I couldn’t very well ride a carbon road bike in heels, though, could I?

I spent some time in a state of panic, practising clipping in and out on our private road until I felt reasonably confident that I could free my feet in case of emergency. And off we went. Me, riding a road bike, with gears, in Lycra.

I enjoyed it.

My hands hurt a bit, so I ordered a pair of cycling gloves. And a cycling jacket.

I enjoyed it all the more.

My first cycling event - the 38 mile Le Petit Depart in the Yorkshire Dales.
My first cycling event – the 38 mile Le Petit Depart in the Yorkshire Dales.

We put our names down for the 38 mile Le Petit Depart recreational ride in the Yorkshire Dales. I acquired a Garmin, and a cadence sensor. I started caring about Strava sections – and realised that I have a little bit of a competitive streak.

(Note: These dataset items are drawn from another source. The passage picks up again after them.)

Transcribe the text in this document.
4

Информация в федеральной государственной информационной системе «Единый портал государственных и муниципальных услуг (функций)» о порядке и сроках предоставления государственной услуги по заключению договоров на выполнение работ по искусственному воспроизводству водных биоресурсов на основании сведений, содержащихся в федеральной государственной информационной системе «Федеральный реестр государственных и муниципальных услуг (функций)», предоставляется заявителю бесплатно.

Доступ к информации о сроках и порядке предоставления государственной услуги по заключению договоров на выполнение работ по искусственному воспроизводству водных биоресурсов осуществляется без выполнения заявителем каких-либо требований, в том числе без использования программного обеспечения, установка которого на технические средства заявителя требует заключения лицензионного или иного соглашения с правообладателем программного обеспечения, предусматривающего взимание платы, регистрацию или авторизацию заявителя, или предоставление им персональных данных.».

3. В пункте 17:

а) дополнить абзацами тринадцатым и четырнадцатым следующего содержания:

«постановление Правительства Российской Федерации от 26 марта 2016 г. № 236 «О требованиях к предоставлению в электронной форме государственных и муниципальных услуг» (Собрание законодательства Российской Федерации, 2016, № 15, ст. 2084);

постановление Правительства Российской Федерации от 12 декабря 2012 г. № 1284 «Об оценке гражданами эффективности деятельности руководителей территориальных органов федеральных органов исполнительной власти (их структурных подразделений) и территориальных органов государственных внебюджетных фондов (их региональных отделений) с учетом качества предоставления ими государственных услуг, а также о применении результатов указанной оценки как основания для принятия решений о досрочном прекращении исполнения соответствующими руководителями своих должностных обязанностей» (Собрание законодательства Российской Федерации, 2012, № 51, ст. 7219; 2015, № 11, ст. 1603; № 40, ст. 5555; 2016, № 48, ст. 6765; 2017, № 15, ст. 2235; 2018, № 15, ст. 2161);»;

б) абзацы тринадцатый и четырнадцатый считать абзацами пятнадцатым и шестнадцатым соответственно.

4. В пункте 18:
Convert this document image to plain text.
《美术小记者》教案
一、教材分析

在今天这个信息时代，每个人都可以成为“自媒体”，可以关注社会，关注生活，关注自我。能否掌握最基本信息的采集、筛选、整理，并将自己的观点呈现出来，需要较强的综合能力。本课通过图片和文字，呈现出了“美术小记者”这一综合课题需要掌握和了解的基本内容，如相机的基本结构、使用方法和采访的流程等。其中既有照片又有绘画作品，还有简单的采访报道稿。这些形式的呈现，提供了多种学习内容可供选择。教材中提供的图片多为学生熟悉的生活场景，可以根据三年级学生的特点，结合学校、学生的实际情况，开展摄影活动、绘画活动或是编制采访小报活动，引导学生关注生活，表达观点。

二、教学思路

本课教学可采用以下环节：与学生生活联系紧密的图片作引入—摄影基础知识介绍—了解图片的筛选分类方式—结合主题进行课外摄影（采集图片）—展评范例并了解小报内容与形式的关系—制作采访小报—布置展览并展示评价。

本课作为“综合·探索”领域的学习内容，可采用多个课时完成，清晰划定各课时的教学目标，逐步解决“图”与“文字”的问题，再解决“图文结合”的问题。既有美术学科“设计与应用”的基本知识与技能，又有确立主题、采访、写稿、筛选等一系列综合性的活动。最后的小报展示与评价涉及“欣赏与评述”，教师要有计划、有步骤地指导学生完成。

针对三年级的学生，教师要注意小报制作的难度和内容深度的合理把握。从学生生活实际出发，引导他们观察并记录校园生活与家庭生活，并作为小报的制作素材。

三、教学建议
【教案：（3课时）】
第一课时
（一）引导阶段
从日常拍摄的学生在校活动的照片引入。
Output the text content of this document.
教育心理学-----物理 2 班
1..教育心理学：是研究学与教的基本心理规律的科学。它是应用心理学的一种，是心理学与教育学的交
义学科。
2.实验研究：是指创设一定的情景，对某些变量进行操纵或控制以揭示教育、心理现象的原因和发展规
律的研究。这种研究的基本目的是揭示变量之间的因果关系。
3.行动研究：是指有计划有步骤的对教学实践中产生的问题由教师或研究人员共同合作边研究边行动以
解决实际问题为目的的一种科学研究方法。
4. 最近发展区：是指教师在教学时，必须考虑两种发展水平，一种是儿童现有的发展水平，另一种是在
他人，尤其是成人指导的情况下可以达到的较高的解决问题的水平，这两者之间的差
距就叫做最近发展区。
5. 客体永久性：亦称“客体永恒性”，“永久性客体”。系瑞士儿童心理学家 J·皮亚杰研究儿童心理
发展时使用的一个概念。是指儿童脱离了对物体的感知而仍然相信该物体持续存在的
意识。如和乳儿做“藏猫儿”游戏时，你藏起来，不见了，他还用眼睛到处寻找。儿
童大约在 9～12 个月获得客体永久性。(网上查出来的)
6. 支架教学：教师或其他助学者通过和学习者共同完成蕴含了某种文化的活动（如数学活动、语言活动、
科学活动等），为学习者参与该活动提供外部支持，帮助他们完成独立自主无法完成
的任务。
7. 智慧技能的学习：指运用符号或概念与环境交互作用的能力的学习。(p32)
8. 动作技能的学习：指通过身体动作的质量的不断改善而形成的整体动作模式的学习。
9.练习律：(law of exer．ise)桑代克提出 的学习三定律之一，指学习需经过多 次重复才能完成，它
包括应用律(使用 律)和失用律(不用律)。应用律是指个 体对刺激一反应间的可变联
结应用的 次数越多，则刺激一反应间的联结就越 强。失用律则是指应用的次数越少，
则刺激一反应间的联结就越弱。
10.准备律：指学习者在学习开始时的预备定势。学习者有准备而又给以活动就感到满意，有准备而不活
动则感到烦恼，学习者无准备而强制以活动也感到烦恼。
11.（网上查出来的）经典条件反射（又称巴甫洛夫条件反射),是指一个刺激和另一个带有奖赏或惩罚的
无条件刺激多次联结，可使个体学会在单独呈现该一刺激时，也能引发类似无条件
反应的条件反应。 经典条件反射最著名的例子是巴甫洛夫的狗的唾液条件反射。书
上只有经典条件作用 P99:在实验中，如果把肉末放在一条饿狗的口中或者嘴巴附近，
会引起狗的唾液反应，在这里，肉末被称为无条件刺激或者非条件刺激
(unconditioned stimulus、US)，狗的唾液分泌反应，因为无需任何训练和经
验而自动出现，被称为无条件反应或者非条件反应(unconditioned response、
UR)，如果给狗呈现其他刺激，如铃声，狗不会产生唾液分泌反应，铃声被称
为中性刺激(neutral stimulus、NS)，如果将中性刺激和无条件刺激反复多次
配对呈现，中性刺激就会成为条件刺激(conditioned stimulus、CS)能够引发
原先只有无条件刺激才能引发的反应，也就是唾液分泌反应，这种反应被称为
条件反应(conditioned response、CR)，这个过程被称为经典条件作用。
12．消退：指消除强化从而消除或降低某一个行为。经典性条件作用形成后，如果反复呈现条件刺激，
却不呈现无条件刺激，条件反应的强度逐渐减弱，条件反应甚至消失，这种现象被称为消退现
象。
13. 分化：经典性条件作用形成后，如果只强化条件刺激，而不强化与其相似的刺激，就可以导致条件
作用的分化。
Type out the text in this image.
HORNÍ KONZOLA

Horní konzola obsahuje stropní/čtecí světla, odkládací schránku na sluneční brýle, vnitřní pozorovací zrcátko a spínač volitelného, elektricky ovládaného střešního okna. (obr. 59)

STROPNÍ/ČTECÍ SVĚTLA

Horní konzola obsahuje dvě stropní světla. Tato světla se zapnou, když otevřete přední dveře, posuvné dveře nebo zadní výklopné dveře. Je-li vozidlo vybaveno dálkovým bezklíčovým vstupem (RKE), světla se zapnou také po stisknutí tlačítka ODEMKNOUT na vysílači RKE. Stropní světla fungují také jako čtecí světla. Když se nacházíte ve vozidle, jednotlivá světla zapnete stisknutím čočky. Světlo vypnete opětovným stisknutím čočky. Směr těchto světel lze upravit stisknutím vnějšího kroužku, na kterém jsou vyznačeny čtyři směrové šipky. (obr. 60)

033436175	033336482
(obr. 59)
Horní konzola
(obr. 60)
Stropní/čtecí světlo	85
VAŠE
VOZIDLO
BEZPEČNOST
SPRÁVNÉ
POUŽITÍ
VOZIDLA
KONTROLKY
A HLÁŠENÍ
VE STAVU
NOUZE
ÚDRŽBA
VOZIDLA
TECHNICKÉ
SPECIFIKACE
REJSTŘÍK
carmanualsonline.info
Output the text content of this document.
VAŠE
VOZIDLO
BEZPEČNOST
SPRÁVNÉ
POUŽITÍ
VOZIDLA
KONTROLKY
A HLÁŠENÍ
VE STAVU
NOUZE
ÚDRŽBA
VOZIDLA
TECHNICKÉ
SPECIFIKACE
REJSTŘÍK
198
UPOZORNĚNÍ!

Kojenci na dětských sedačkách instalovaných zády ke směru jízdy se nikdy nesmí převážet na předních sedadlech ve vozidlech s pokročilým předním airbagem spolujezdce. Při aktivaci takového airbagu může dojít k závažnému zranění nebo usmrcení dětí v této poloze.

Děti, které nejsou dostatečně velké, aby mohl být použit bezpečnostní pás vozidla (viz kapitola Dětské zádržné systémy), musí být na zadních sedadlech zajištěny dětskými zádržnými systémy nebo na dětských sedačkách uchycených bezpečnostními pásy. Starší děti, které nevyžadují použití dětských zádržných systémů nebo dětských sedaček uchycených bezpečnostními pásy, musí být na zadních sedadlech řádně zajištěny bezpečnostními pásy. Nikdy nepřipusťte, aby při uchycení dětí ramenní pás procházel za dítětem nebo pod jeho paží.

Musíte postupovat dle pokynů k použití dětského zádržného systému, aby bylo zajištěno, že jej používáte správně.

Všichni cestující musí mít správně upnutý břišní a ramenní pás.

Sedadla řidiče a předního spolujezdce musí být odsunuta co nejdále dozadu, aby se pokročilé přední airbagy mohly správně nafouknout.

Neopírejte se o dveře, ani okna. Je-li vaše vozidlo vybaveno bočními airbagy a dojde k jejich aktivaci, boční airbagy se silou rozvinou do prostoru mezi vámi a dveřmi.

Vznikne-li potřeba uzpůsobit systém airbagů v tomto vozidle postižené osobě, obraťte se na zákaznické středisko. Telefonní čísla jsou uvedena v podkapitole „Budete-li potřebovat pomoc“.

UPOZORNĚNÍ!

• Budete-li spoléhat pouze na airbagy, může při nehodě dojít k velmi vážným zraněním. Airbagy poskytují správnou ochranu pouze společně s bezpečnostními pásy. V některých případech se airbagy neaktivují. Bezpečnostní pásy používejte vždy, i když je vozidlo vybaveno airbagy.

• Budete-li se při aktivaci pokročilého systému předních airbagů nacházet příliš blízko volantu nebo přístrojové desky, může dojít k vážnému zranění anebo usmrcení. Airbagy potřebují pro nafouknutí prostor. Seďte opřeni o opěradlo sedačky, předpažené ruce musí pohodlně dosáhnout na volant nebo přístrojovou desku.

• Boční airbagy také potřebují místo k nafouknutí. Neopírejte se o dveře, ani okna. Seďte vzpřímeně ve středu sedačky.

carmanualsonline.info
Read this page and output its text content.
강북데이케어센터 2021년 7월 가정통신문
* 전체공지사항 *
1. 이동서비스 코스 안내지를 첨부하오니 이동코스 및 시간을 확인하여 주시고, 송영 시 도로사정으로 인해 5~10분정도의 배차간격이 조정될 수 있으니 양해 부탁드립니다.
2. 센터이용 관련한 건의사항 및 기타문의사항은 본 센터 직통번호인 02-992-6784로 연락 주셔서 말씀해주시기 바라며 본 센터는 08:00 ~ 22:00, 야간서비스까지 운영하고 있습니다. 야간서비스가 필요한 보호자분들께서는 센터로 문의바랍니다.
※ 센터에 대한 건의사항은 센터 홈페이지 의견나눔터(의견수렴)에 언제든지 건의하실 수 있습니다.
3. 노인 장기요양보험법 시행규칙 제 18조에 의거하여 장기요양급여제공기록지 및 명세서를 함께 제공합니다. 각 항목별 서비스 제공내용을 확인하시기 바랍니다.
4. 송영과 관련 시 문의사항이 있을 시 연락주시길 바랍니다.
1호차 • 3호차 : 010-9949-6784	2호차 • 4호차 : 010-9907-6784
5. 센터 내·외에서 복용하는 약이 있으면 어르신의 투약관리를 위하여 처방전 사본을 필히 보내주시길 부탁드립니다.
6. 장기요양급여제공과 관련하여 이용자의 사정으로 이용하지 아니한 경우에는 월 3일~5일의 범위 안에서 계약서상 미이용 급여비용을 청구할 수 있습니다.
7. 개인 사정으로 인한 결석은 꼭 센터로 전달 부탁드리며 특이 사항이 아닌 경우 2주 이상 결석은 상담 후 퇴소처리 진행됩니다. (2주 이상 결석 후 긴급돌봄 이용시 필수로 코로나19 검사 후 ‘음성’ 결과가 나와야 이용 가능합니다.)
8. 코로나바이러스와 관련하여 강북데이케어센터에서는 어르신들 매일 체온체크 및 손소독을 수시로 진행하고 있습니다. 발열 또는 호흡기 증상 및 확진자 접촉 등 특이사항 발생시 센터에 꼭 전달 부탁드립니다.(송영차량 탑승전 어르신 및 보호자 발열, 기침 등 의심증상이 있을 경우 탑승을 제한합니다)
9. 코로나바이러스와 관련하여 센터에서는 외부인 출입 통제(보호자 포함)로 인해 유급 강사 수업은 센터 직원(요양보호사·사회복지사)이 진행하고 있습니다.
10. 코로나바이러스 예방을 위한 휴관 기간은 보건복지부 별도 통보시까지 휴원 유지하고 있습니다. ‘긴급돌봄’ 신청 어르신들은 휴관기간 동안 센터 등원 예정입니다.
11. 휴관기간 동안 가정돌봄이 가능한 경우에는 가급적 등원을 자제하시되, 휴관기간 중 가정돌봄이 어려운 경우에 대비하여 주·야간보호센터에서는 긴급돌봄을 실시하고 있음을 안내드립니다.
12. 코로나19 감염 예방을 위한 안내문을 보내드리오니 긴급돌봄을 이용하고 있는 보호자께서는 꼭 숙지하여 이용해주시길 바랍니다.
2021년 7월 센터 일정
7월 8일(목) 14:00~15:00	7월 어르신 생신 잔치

And by ‘a little bit’, I mean that it transpires my competitive streak is a mile wide.

I spent some time in a state of panic, practising clipping in and out on our private road until I felt reasonably confident that I could free my feet in case of emergency.

That aversion to sweat?

Gone. That’s what Muc-Off Dry Shower is for. And hell – if my hair is a bit messy at work, I can always tidy it up with the straighteners I keep in my desk drawer in case of emergency.

Riding casually is great - but riding hard is much more satisfying
Riding casually and looking nice is great; but riding hard is much more satisfying. Give me sweat and aching muscles!

Having a physical, competitive outlet has given my life a new direction. I worry far less about my appearance than I used to: I’m happy to have a body which is active and healthy. I’m happy to have strong legs that allow me to nail sections and keep up with Matt.

I like to sweat.

Sweating keeps my skin healthy, and it tells me that I’ve worked hard.

I like my legs to ache after a 17mph commute or a hilly sportive.

I like my cycling tan from a summer of long rides, and I like the tell tale oil mark on my leg when I’ve been messing about with my bike in the house.

I like road cycling, and I’ll never again be content to ride at 12mph in heels again.

“The women that do cycle are probably more blokey than feminine.” Riding hard, challenging myself, breaking a sweat and dressing the part don’t make me feel blokey, that’s for sure. I feel like a stronger woman than I did before – and that makes me feel better about my gender than adhering to any modern constructs of what constitutes femininity.

This woman can.

One of the greatest days of my life - completing the Prudential RideLondon-Surrey 100 with Matt.
One of the greatest days of my life – completing the Prudential RideLondon-Surrey 100 with Matt. Sweaty, achey, and utterly elated.